Cost of Capital (COC) is a critical concept in understanding firm value, defined as that rate of return (return on investment) an investor must receive to entice the investor to commit capital to the proposed investment.
Owners of companies must understand the important role cost of capital plays in transaction value determination. Owners focus on company value in terms of the amount that can be obtained in a sale transaction (Transaction Value or Transaction Price). However, the sale of a company can be a complex dynamic. An investor considers alternative investments on a comparative risk-return basis.

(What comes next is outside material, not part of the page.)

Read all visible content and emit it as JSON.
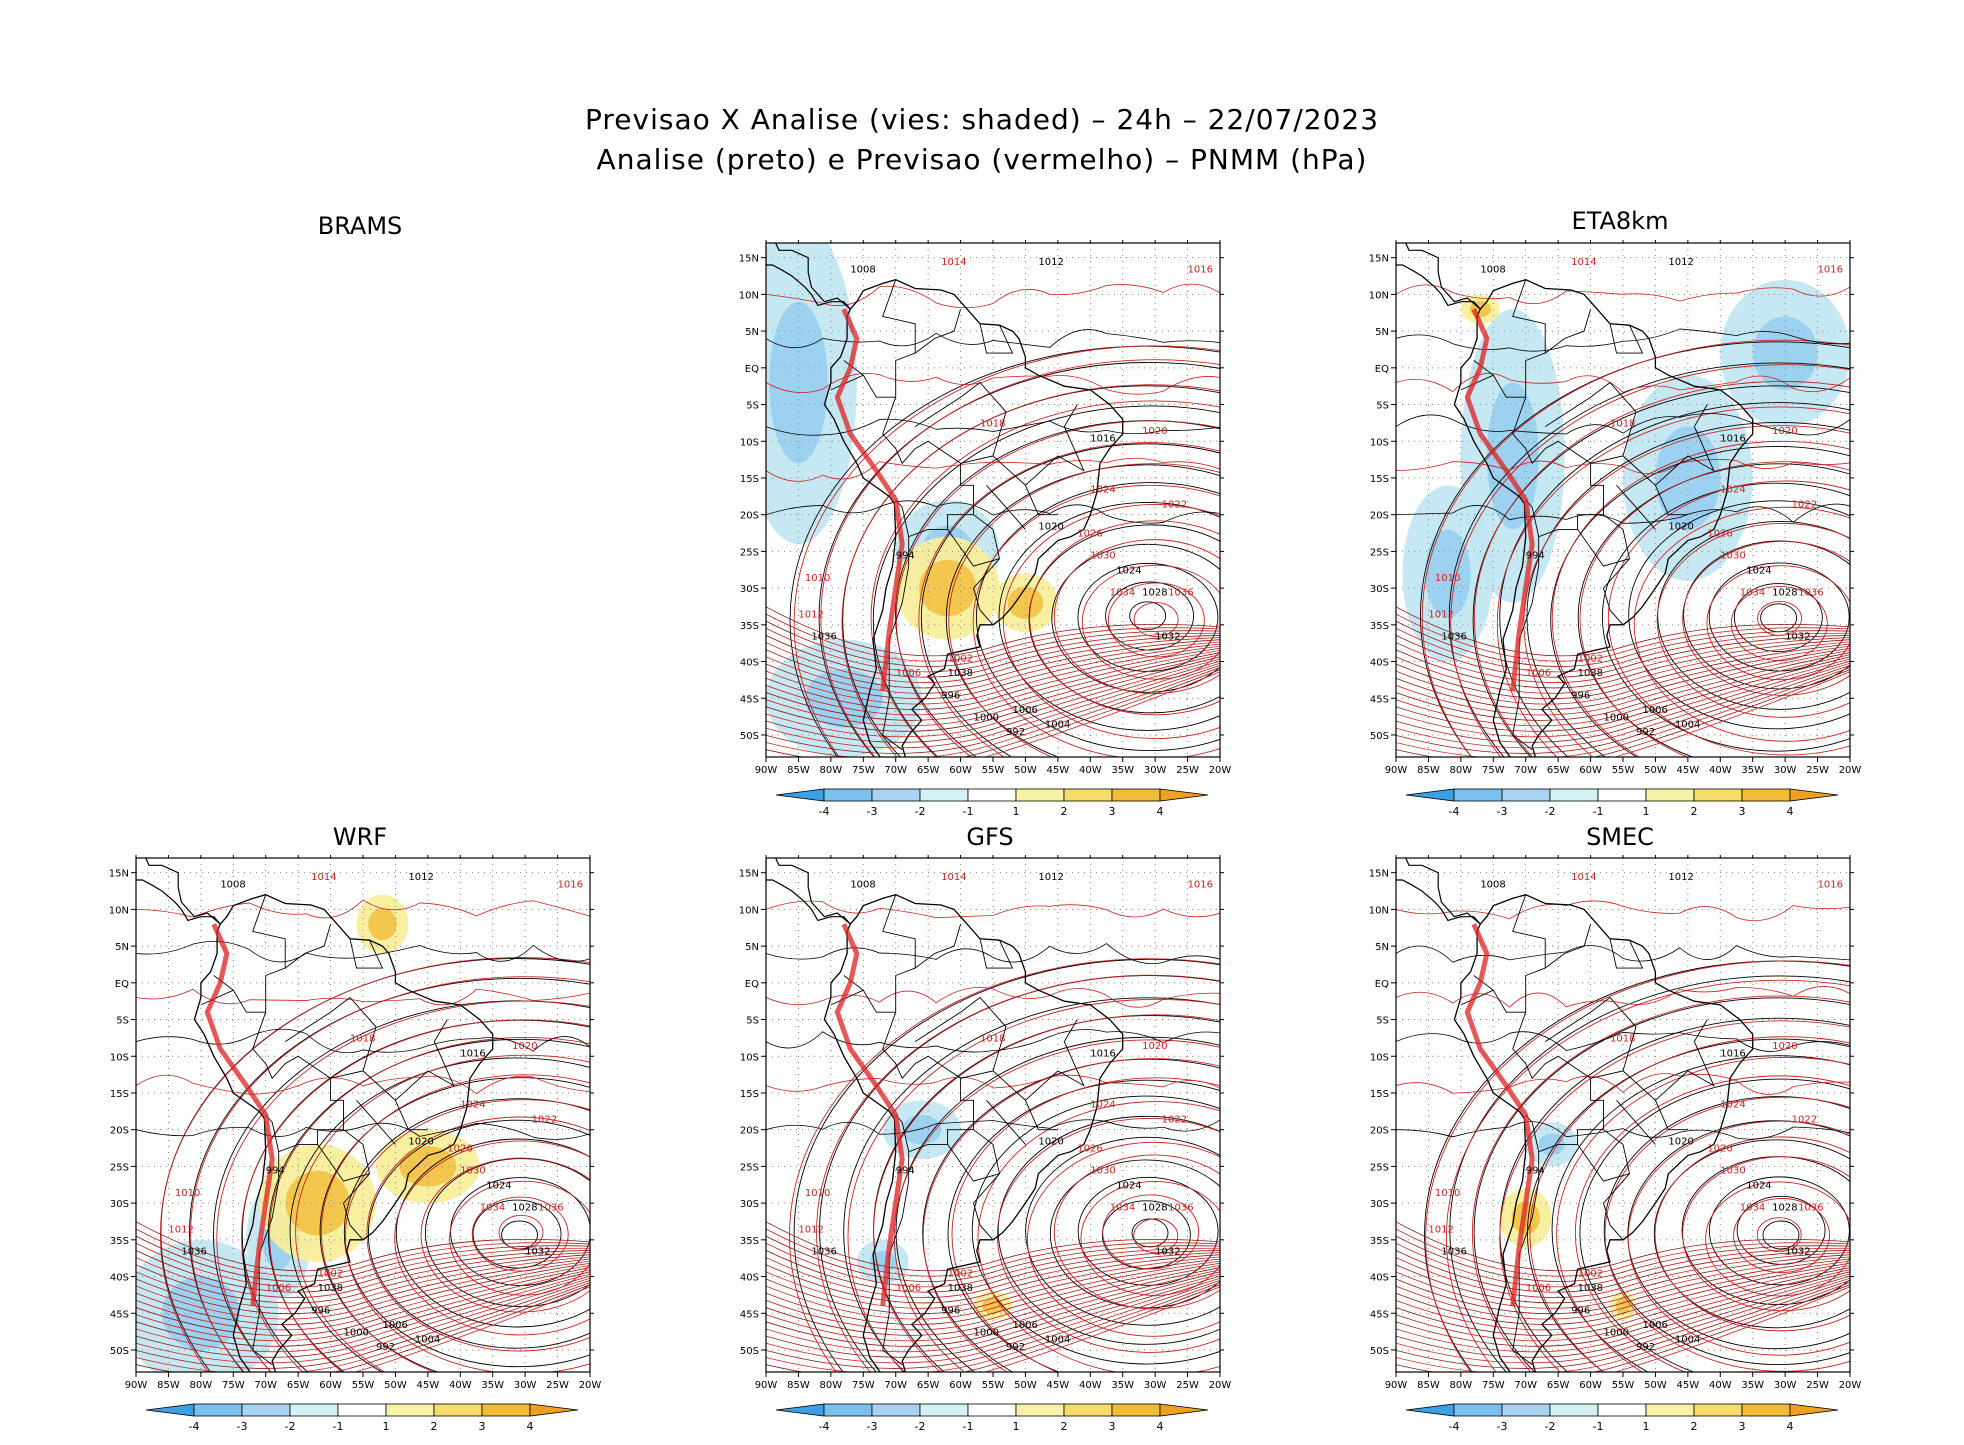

A sales transaction requires not only a seller, but also a buyer who is willing to buy/invest in a company and will consider alternative investments that may carry less risk and even greater return (Return on Investment, “ROI”).
Two points of understanding regarding cost of capital are critical:
- First, an investor’s cost of capital limits the amount an investor will pay for a company or any other investment.
- Second, if the seller’s desired transaction value yields a return less than the buyer’s cost of capital, it is unlikely a sale transaction will occur.
We will return to cost of capital and its implications when we journey to “EBITDA” and “Multiples” Ports of Call.
Noise, Cost of Capital, EBITDA and Multiples will be explored regarding how they are connected and interact and their importance in understanding firm value will be discussed.
Investors must make their required rate of return (return on investment “ROI”) or they will not invest.